The selection of Senators (Lectio Senatus) was decided by Censors every 5 years: the Senators (300 to begin with, then up to 600 under Sulla, arriving at 900 with Caesar; to establish their final number at 600 under Augustus) were chosen principally among former judges, or dictators, consuls, praetors and afterwards also former plebeian aediles, former tribunes plebis (from 216 B.C), former quaestors (Sulla), and exceptionally among people who had distinguished themselves in the Republic without ever having held public office. Their duties were to: declare war, draw up treaties, receive foreign ambassadors, honour with triumph ceremonies victorious generals; they inspected the coffers of Rome.
During the centuries, in Roman Empire, they lost their importance, however they maintained their prestige; formally nominating the new Emperor and declaring, after his death, his divinity or his damnatio memoriae.
Popular assemblies could be Contio (an informal meeting); Comitium (a meeting for all citizens); and Concilium (a meeting for a selected class, usually plebeians).

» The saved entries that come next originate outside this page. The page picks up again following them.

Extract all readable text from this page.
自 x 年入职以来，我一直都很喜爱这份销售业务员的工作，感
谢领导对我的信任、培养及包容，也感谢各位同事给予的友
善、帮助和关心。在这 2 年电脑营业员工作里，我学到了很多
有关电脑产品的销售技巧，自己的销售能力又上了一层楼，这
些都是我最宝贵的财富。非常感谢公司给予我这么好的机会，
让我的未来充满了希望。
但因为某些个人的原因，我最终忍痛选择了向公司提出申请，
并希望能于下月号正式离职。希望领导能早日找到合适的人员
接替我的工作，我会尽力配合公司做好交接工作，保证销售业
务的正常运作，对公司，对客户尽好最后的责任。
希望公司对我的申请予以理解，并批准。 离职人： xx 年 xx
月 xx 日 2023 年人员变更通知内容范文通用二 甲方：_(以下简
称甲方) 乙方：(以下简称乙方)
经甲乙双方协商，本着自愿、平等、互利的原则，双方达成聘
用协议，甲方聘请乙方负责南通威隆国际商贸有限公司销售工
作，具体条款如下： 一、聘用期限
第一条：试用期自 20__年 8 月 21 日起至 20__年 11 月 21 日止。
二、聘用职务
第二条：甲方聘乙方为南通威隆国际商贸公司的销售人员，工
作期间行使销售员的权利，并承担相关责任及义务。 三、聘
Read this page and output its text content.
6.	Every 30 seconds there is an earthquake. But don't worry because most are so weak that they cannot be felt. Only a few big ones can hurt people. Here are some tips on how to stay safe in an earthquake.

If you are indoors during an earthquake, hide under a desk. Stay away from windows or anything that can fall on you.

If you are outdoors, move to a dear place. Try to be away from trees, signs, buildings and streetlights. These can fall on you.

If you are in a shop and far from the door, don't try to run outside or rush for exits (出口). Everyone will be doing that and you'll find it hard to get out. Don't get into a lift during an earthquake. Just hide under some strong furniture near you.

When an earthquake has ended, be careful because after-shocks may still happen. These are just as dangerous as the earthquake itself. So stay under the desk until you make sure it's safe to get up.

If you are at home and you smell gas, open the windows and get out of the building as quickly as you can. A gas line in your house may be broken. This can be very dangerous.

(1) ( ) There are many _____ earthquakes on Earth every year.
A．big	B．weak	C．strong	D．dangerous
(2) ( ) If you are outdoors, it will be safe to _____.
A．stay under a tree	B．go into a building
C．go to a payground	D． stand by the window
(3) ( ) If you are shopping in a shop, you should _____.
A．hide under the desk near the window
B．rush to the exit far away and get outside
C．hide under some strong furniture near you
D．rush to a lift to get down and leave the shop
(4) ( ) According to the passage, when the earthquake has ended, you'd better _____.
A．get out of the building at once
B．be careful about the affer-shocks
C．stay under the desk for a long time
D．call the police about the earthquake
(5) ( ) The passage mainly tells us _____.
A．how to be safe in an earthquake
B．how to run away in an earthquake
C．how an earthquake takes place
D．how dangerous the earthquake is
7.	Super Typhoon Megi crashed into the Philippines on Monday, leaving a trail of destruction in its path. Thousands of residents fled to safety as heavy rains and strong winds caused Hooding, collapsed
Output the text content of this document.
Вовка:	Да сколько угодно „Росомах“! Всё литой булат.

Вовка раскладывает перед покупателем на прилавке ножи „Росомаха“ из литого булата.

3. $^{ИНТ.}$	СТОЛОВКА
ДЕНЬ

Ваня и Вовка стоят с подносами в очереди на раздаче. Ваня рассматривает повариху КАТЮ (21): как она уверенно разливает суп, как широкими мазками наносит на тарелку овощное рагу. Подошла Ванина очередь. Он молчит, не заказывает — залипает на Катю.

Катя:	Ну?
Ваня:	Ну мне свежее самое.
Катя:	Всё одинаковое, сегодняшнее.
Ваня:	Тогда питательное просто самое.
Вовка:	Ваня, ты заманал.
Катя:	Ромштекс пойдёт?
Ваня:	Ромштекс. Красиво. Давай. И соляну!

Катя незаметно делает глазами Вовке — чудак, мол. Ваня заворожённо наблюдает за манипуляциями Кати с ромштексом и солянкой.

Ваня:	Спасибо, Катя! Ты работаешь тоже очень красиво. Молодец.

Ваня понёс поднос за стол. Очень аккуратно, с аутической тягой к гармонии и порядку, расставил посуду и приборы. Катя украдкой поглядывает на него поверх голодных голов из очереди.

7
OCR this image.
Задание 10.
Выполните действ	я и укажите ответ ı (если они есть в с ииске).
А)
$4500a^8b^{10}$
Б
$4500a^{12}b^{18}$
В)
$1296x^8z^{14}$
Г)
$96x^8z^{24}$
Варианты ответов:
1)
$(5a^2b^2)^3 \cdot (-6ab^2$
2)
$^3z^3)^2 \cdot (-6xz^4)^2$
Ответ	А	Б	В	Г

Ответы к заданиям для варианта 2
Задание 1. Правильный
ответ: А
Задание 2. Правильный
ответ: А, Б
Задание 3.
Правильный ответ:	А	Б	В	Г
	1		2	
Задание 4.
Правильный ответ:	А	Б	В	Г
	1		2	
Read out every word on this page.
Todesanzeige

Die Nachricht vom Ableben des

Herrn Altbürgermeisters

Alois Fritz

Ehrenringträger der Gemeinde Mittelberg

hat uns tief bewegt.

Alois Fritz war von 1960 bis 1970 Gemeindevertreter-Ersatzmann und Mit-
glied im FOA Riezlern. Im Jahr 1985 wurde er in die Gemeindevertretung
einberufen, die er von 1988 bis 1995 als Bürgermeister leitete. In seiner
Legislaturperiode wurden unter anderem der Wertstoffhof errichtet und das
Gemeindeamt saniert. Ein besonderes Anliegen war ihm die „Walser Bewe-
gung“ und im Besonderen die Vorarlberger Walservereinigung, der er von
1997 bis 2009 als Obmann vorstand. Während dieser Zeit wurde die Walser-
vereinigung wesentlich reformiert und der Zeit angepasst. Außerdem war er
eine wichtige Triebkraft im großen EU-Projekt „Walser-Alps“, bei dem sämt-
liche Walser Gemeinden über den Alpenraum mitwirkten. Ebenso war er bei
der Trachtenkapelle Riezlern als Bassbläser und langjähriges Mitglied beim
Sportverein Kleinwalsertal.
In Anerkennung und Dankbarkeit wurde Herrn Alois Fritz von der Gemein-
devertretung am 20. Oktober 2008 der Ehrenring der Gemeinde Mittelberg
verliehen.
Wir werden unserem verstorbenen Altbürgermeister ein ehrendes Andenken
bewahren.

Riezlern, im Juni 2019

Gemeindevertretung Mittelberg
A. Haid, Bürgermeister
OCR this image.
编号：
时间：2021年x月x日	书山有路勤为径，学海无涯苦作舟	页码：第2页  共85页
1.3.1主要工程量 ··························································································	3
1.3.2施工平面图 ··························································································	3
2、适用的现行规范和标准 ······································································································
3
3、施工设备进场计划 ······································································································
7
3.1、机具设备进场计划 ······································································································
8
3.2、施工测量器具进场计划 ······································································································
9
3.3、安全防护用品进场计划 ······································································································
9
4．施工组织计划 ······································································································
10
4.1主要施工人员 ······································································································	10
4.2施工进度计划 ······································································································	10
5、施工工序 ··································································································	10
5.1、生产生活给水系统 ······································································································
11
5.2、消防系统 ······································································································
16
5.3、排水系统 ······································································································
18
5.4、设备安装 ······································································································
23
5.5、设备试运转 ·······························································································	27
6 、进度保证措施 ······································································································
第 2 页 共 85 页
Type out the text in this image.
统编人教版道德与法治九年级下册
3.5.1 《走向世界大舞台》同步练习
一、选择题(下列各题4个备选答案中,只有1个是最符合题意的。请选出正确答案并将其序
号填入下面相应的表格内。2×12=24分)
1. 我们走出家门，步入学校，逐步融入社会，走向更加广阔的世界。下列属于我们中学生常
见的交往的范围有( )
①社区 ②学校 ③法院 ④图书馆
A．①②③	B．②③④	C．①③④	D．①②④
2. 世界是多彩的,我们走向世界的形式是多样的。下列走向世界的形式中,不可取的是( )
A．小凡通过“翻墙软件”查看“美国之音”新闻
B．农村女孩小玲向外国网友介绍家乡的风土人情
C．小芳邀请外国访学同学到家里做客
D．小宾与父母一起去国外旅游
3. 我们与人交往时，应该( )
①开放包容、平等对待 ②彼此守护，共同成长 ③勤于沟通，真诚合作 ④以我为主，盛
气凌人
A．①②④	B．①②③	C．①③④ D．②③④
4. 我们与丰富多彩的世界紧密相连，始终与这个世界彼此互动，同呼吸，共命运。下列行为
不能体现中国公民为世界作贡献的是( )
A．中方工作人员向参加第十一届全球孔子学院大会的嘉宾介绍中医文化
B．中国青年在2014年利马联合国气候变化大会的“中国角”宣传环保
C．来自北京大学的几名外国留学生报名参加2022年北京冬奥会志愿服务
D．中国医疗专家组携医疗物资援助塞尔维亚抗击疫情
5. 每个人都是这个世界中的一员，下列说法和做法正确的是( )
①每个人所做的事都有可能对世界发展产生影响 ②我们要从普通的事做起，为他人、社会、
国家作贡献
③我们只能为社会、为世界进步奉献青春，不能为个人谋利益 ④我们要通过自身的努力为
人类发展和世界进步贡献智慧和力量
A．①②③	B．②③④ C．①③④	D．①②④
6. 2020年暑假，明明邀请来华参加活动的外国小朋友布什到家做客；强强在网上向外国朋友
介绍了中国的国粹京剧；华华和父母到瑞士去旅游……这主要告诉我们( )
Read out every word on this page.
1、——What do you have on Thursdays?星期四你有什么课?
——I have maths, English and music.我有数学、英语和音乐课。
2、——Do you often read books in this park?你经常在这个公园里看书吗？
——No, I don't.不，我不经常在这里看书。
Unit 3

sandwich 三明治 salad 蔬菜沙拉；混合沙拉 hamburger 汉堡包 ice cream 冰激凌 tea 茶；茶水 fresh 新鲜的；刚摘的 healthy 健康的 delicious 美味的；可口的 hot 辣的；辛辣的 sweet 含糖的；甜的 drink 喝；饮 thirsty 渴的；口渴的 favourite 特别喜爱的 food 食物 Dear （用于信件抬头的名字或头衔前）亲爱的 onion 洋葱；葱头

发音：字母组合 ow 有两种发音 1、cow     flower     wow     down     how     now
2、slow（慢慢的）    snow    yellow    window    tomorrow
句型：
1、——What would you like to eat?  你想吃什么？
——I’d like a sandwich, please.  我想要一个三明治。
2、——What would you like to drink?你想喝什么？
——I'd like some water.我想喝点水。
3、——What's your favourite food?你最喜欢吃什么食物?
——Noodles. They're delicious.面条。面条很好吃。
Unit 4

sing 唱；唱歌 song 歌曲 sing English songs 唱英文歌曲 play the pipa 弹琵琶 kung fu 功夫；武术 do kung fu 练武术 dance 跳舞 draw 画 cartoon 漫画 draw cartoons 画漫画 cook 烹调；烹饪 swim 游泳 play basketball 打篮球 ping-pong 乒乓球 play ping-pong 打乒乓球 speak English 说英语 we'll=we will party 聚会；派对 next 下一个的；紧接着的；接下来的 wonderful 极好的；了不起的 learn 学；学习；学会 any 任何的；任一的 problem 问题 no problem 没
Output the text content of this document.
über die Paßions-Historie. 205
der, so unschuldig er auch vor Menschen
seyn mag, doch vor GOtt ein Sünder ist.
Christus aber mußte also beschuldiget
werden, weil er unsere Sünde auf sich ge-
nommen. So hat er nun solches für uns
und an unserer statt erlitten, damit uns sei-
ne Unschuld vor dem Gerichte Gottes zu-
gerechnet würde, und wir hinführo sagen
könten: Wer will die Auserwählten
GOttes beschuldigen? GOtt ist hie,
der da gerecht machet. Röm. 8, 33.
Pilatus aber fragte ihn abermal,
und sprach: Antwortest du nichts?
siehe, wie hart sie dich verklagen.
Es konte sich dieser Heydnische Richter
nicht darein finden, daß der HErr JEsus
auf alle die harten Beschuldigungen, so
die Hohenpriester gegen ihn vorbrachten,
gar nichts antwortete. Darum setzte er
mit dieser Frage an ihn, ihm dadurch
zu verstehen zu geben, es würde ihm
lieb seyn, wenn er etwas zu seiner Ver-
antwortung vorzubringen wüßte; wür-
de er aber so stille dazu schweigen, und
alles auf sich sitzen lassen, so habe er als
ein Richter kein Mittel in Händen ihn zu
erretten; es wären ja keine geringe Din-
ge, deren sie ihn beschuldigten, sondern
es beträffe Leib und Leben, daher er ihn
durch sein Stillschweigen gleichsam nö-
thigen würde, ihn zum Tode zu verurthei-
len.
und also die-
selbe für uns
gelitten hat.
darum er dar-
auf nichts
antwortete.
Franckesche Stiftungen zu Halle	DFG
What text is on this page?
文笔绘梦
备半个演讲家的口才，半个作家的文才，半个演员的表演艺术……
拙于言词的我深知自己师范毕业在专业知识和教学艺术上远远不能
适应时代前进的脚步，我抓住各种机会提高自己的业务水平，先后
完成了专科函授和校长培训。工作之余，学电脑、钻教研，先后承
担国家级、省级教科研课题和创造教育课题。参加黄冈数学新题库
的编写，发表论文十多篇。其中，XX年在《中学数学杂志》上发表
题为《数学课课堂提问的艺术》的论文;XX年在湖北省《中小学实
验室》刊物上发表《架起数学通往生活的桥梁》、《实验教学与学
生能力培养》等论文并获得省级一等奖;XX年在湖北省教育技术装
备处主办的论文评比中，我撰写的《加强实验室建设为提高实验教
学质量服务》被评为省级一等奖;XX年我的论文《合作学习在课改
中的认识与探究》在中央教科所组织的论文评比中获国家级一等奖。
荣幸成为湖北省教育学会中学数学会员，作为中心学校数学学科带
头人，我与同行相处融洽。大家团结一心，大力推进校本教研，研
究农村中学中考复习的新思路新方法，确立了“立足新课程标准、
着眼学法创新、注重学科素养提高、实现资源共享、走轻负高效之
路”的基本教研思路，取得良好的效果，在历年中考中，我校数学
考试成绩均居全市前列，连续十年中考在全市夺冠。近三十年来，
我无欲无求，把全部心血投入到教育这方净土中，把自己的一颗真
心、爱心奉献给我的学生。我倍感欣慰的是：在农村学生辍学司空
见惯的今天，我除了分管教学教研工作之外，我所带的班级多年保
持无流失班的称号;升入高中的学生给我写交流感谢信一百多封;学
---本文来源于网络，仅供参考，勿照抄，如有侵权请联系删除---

The ancient assembly was the comitia curiata, which had a few sacral functions, and the vote of the lex de imperio curiata, which confirmed the imperium of the major magistrates, then elected by the com.centuriata.
The most important was the comitia centuriata, which derived from the ancient Servian reformed army, where cives voted according to a tymocratic (based on wealth) division. Summoned by the magistrates cum imperio, with the exception of the Praetor (responsible only for criminal cases), they voted the leges and elected the major magistrates.
The Comitia tributa was a new form of assembly of the middle to late Republic, in which citizens voted in accordance to their geographical position (tribus).
The concilia plebis were the plebeians’ assembly, in which the plebs, divided by tribe, were summoned by plebeian magistrates as tribuni plebis and voted the plebiscita.